Abstract
•Simulating the cooling of three packs of li-ion batteries using airflow in a ventilation channel.•Evaluating the building for different months of the year.•Simulating the ventilation channel with battery packs.•Optimal temperature of battery cells can be reduced up to 11 °C by enhancing the air velocity.•The system can supply up to 74.3% of the energy required for the house from the total energy.

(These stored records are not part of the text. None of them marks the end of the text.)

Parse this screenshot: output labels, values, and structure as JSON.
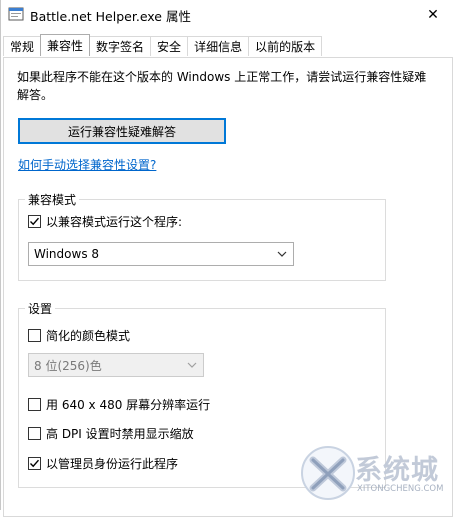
{
  "window": {
    "title": "Battle.net Helper.exe 属性",
    "close_glyph": "✕"
  },
  "tabs": [
    {
      "label": "常规",
      "active": false
    },
    {
      "label": "兼容性",
      "active": true
    },
    {
      "label": "数字签名",
      "active": false
    },
    {
      "label": "安全",
      "active": false
    },
    {
      "label": "详细信息",
      "active": false
    },
    {
      "label": "以前的版本",
      "active": false
    }
  ],
  "compat": {
    "intro_text": "如果此程序不能在这个版本的 Windows 上正常工作，请尝试运行兼容性疑难解答。",
    "run_troubleshooter_label": "运行兼容性疑难解答",
    "manual_link_label": "如何手动选择兼容性设置?"
  },
  "compat_mode": {
    "group_label": "兼容模式",
    "checkbox_label": "以兼容模式运行这个程序:",
    "checkbox_checked": true,
    "selected_os": "Windows 8"
  },
  "settings": {
    "group_label": "设置",
    "reduced_color_label": "简化的颜色模式",
    "reduced_color_checked": false,
    "color_select_value": "8 位(256)色",
    "res_640_label": "用 640 x 480 屏幕分辨率运行",
    "res_640_checked": false,
    "high_dpi_label": "高 DPI 设置时禁用显示缩放",
    "high_dpi_checked": false,
    "admin_label": "以管理员身份运行此程序",
    "admin_checked": true
  },
  "watermark": {
    "brand_text": "系统城",
    "brand_url": "XITONGCHENG.COM"
  },
  "colors": {
    "accent": "#0078d7",
    "link": "#0066cc",
    "button_face": "#e1e1e1",
    "border": "#adadad"
  }
}
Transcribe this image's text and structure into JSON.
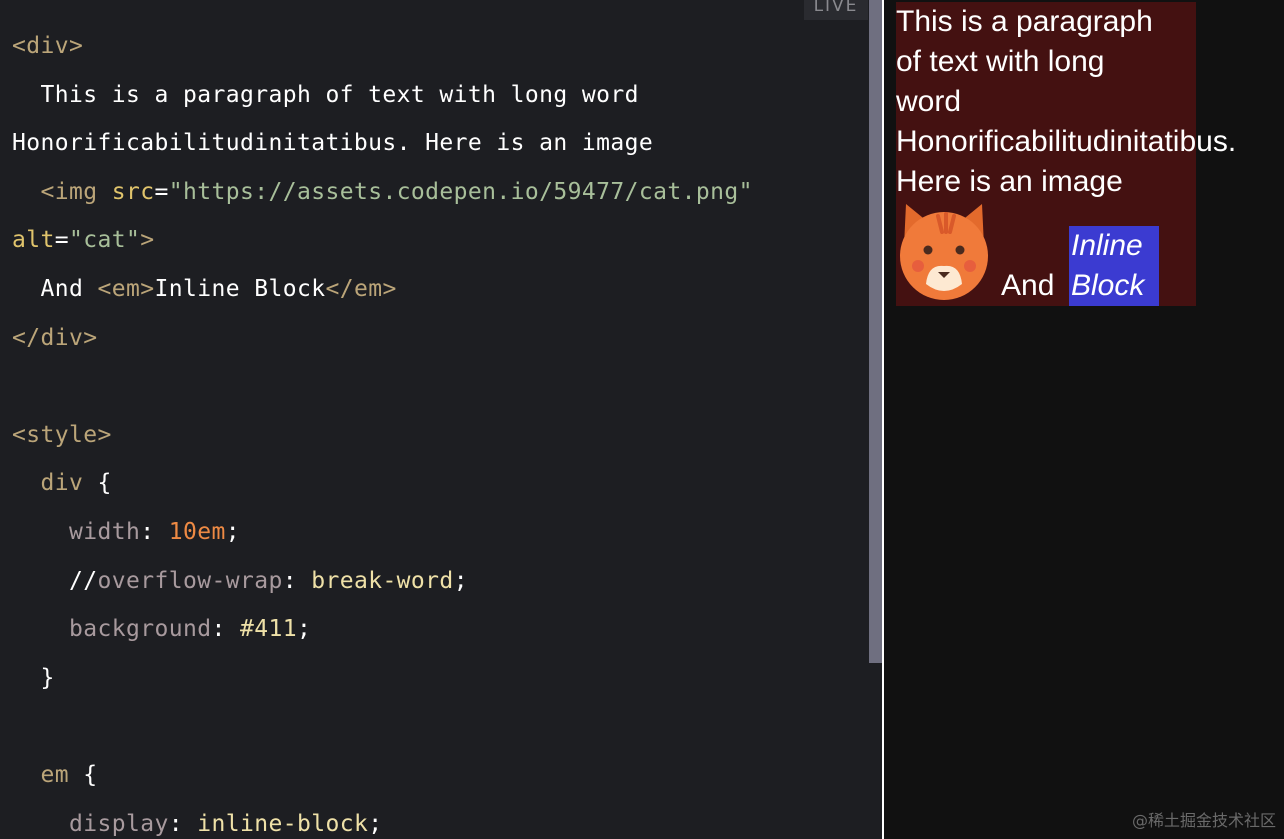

This article simulates the cooling of three packs of lithium-ion batteries using airflow in a ventilation channel. Battery packs include 12 cell batteries. Air heated by the battery is used to provide some of the energy needed for a two-story residential unit in a cold, dry environment. The energy required for this building is estimated using Design Builder software for different months of the year, and the ability to supply this energy is measured by cooling the batteries. By changing the air velocity in the range of 0.01 to 0.02 m/s and seven arrangements of battery packs in the ventilation channel, the temperature values of the battery cells, the outlet temperature of the channel, etc. are estimated. COMSOL 5.5 Multiphysics software is used to simulate the ventilation channel with battery packs. The results show that the average and optimal temperature of the battery cells can be reduced to 4.14 and 11.01 °C, respectively, by enhancing the air velocity. However, the increment in air velocity reduces the air outlet temperature, so that the minimum reduction is 4.23 °C with doubling the velocity. The designed system can supply up to 74.3% of the energy required for the house (October) from the total energy required for heating. Using this battery cooling system leads to a reduction of the amount of annual energy required by the building using urban energy sources from 17 to 14.2 kWh.